— Por que eu brincaria com algo assim? — retruquei, sem conter o sarcasmo.
Alexander não respondeu de imediato. Em vez disso, contornou minha figura, caminhando até a porta. Por um segundo, pensei que ele fosse sair — afinal, discussões entre nós sempre terminam assim, com ele encerrando a conversa e ponto final. Mas, para minha surpresa, ele apenas acendeu as luzes, fazendo o escritório brilhar a um ponto quase incômodo.
Ele voltou, e a intensidade no olhar era tão forte que por um momento eu senti um calafrio.
— Charlotte… você realmente nunca considerou — sua voz era um misto de irritação e cansaço — que eu precisaria saber o que realmente aconteceu com sua mãe? Que não é algo que você tem o direito de esconder?
Pisquei, meio surpresa com a fúria dele. Alexander, respirando fundo, ainda lutava para não elevar a voz mais do que já fizera. E eu? Senti-me exposta, como se, finalmente, tivesse sido pega em um erro de proporções épicas.
— Eu… — as palavras me faltaram. Respirei fundo, sem saber como recuar. — Fiquei envergonhada. Não sabia onde ela estava, e não tentei procurá-la. Ela me deixou, Alexander. Fugiu com outro homem. Que tipo de filha você esperava que eu fosse? A que perdoa e procura?
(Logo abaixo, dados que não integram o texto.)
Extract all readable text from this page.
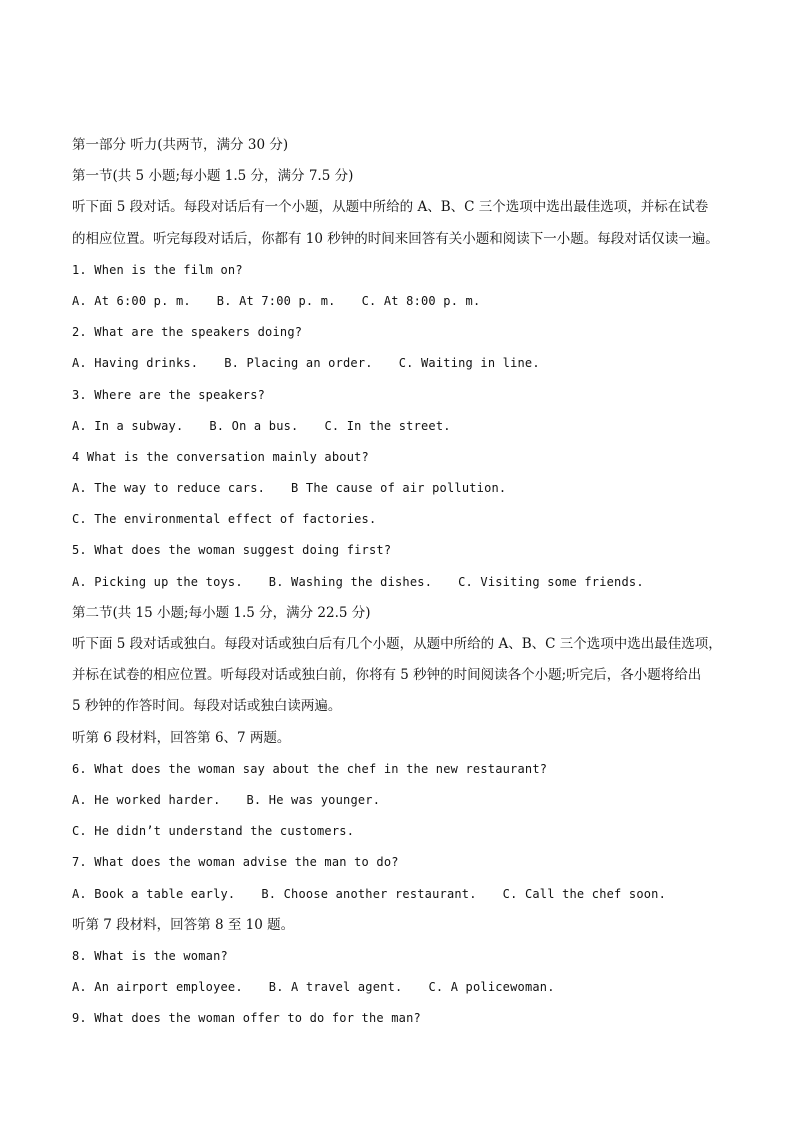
第一部分 听力(共两节，满分 30 分)
第一节(共 5 小题;每小题 1.5 分，满分 7.5 分)
听下面 5 段对话。每段对话后有一个小题，从题中所给的 A、B、C 三个选项中选出最佳选项，并标在试卷
的相应位置。听完每段对话后，你都有 10 秒钟的时间来回答有关小题和阅读下一小题。每段对话仅读一遍。
1. When is the film on?
A. At 6:00 p. m. B. At 7:00 p. m. C. At 8:00 p. m.
2. What are the speakers doing?
A. Having drinks. B. Placing an order. C. Waiting in line.
3. Where are the speakers?
A. In a subway. B. On a bus. C. In the street.
4 What is the conversation mainly about?
A. The way to reduce cars. B The cause of air pollution.
C. The environmental effect of factories.
5. What does the woman suggest doing first?
A. Picking up the toys. B. Washing the dishes. C. Visiting some friends.
第二节(共 15 小题;每小题 1.5 分，满分 22.5 分)
听下面 5 段对话或独白。每段对话或独白后有几个小题，从题中所给的 A、B、C 三个选项中选出最佳选项，
并标在试卷的相应位置。听每段对话或独白前，你将有 5 秒钟的时间阅读各个小题;听完后，各小题将给出
5 秒钟的作答时间。每段对话或独白读两遍。
听第 6 段材料，回答第 6、7 两题。
6. What does the woman say about the chef in the new restaurant?
A. He worked harder. B. He was younger.
C. He didn’t understand the customers.
7. What does the woman advise the man to do?
A. Book a table early. B. Choose another restaurant. C. Call the chef soon.
听第 7 段材料，回答第 8 至 10 题。
8. What is the woman?
A. An airport employee. B. A travel agent. C. A policewoman.
9. What does the woman offer to do for the man?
Alexander desviou o olhar, como se minhas palavras tivessem atingido um ponto que ele preferia evitar. Finalmente, ele suspirou, a voz mais baixa, quase um sussurro.
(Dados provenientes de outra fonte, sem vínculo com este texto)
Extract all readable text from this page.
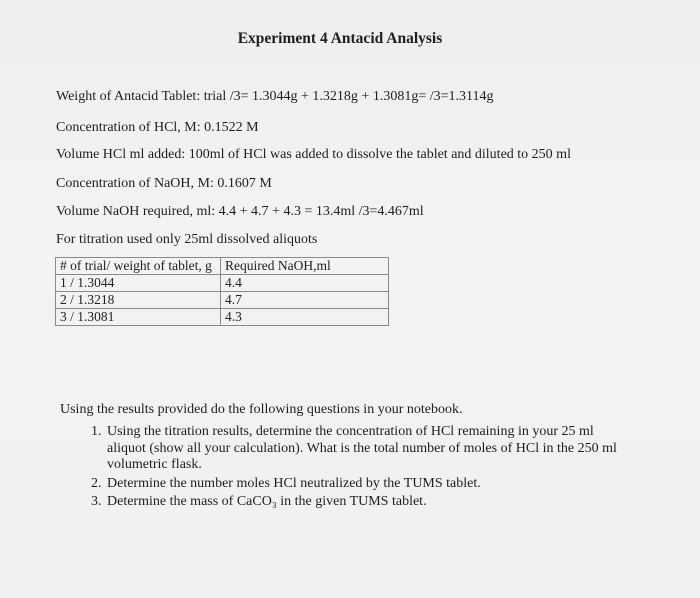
Experiment 4 Antacid Analysis
Weight of Antacid Tablet: trial /3= 1.3044g + 1.3218g + 1.3081g= /3=1.3114g
Concentration of HCl, M: 0.1522 M
Volume HCl ml added: 100ml of HCl was added to dissolve the tablet and diluted to 250 ml
Concentration of NaOH, M: 0.1607 M
Volume NaOH required, ml: 4.4 + 4.7 + 4.3 = 13.4ml /3=4.467ml
For titration used only 25ml dissolved aliquots
# of trial/ weight of tablet, g	Required NaOH,ml
1 / 1.3044	4.4
2 / 1.3218	4.7
3 / 1.3081	4.3
Using the results provided do the following questions in your notebook.
1. Using the titration results, determine the concentration of HCl remaining in your 25 ml aliquot (show all your calculation). What is the total number of moles of HCl in the 250 ml volumetric flask.
2. Determine the number moles HCl neutralized by the TUMS tablet.
3. Determine the mass of CaCO₃ in the given TUMS tablet.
— E o que trouxe tudo isso à tona agora?
— Encontrei o homem com quem ela fugiu — confessei, de olhos baixos. — Quero entrar em contato com ele.
Ele se moveu novamente, rápido, decidindo algo antes de voltar para a mesa. Pegou um caderno e uma caneta, começando a escrever com um foco irritantemente implacável.
— Me diga o nome dele.
— Joseph Dubois.
Alexander escreveu sem hesitar, sem nem levantar os olhos para me encarar.
— Encontrarei sua mãe e a levarei para vê-la — declarou, como se fosse uma simples ordem, algo inevitável.
Observei-o, impressionada, tentando entender o homem à minha frente. Como pude, em algum momento, pensar que Alexander não tinha coração? Ele demonstrava mais emoções agora — raiva, decepção, algo próximo de preocupação — do que eu sequer imaginei que existiam dentro dele. E mesmo assim… a maneira como ele só precisou de um nome, a segurança em cada movimento, me deixavam confusa.
— Obrigada, Alexander. De verdade. Eu… aprecio muito isso.
Ele parou de escrever e respondeu de modo seco, ainda sem me olhar:
— Não precisa agradecer. Quero conhecê-la também.
Senti uma hesitação tomando conta de mim. Ainda não estava pronta para o que quer que essa confissão implicasse, mas, antes que eu pudesse me conter, perguntei:
— Você anda tão ausente… Esse mês mal te vi. Está… tudo bem com você?